Kohrt argued that PNNL and Onami are the right venues for developing nanotechnology, which does not fit the traditional venture capitalist's model. Instead of creating products, nanotechnology merely creates better particles, tubes, crystals and other nanoscale items that can be used to create improved materials. These nanoenabled materials will then be used to create better products.
Unfortunately, this value chain disconnects the research-and-development expense of the nanoscale particles from the breakthrough profit stream of the products enabled by nanoscale materials, making venture capitalists hesitant to invest in nanotechnology, Kohrt said.
Kohrt alleged that the lack of standalone products makes national labs cooperating with universities and industrial R&D teams the most logical place to foster nanotechnology breakthroughs. But he also said a whole host of unanticipated consequences are now dogging nanotechnology from disruptive breakthroughs in unexpected areas to secretive behavior by the industry, which might stifle the free flow of information when there is a breakthrough.
"In nanotechnology, a lot more breakthroughs are going to depend on trade secrets rather than on patents," Kohrt said. "The less-developed countries also are less developed in patent protection, and that will make many nanotechnology breakthroughs proprietary rather than disclosed in a patent."

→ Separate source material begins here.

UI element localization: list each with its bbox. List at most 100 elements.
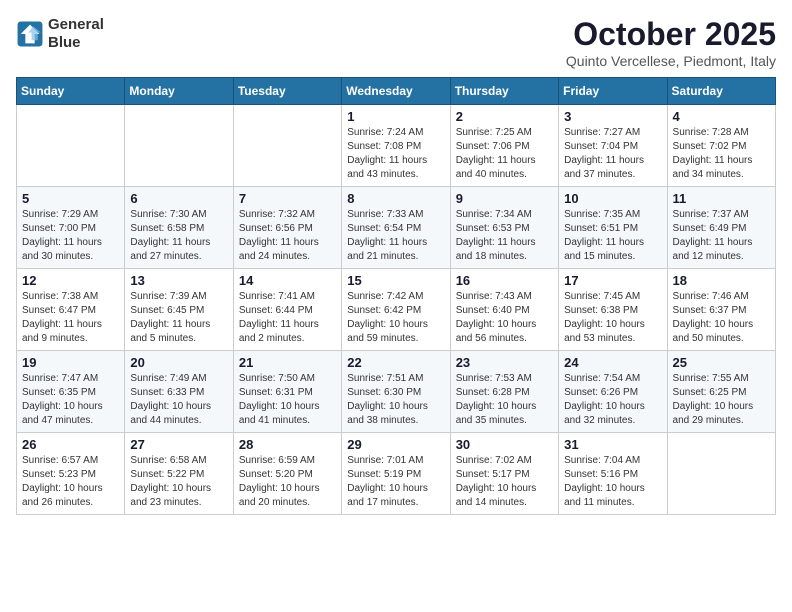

Breakthroughs on Onami's wish list include microfabricated systems for the miniaturization of energy systems. Onami also wants to miniaturize chemical and biomedical reactors by using many small, inexpensive microfluidic-based reactors, rather than the large, expensive and wasteful reactors now in use.
The microreactors that Onami envisions will also benefit the reactor industry by producing nanomaterials more efficiently, with higher precision and lower waste.

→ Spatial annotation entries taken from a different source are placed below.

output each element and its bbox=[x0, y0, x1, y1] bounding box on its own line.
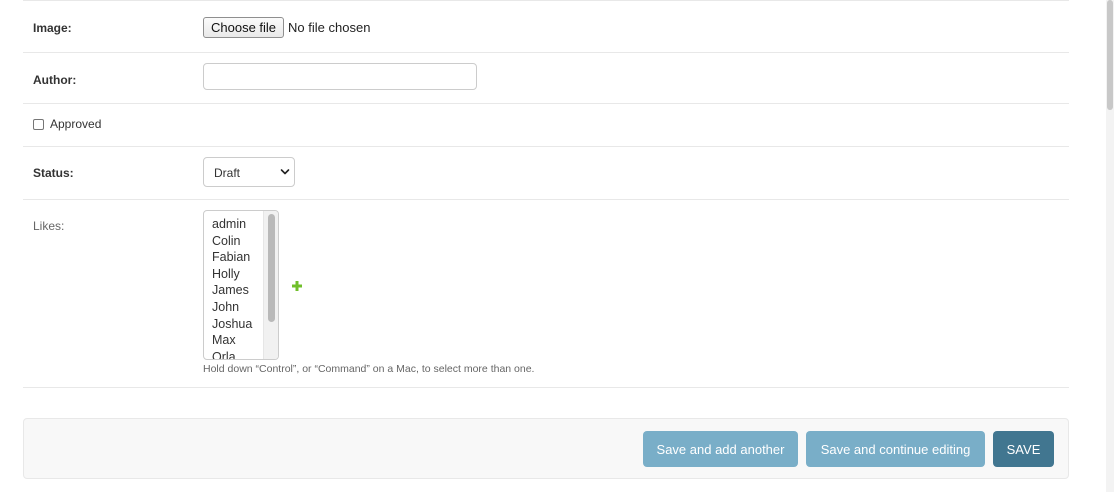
save-button[interactable]: SAVE bbox=[993, 431, 1054, 467]
save-and-continue-button[interactable]: Save and continue editing bbox=[806, 431, 985, 467]
author-label: Author: bbox=[33, 73, 77, 87]
save-and-add-another-button[interactable]: Save and add another bbox=[643, 431, 798, 467]
page-scrollbar-thumb[interactable] bbox=[1107, 0, 1113, 110]
likes-scrollbar[interactable] bbox=[263, 211, 278, 359]
chevron-down-icon bbox=[280, 169, 290, 175]
form-row-approved: Approved bbox=[23, 104, 1069, 147]
image-label: Image: bbox=[33, 21, 72, 35]
form-row-status: Status: Draft bbox=[23, 147, 1069, 200]
likes-multiselect[interactable]: admin Colin Fabian Holly James John Josh… bbox=[203, 210, 279, 360]
author-input[interactable] bbox=[203, 63, 477, 90]
form-row-likes: Likes: admin Colin Fabian Holly James Jo… bbox=[23, 200, 1069, 388]
submit-row: Save and add another Save and continue e… bbox=[23, 418, 1069, 479]
file-status-text: No file chosen bbox=[288, 20, 371, 35]
choose-file-button[interactable]: Choose file bbox=[203, 17, 285, 38]
likes-help-text: Hold down “Control”, or “Command” on a M… bbox=[203, 363, 535, 375]
image-file-input[interactable]: Choose file No file chosen bbox=[203, 17, 370, 38]
form-row-author: Author: bbox=[23, 53, 1069, 104]
approved-label[interactable]: Approved bbox=[50, 117, 101, 131]
plus-icon[interactable] bbox=[291, 280, 303, 292]
page-scrollbar[interactable] bbox=[1106, 0, 1114, 492]
likes-scrollbar-thumb[interactable] bbox=[268, 214, 275, 322]
change-form: Image: Choose file No file chosen Author… bbox=[23, 0, 1069, 388]
status-selected-value: Draft bbox=[214, 166, 241, 180]
approved-checkbox[interactable] bbox=[33, 118, 44, 130]
likes-label: Likes: bbox=[33, 219, 65, 233]
status-select[interactable]: Draft bbox=[203, 157, 295, 187]
status-label: Status: bbox=[33, 166, 74, 180]
form-row-image: Image: Choose file No file chosen bbox=[23, 0, 1069, 53]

Also, Onami is pursuing miniature heating and cooling systems and high-temperature, corrosion-resistant microstructures that could, for instance, allow the on-vehicle production of hydrogen fuel. Other research areas include specific functionalized high-precision gold nanoparticles, bulk superlattices, "green" synthesis techniques and improved methods of nanoscale metrology.
Onami was founded in 2000 as a collaboration among PNNL and Oregon's three public research universities OSU, Portland State University and the University of Oregon.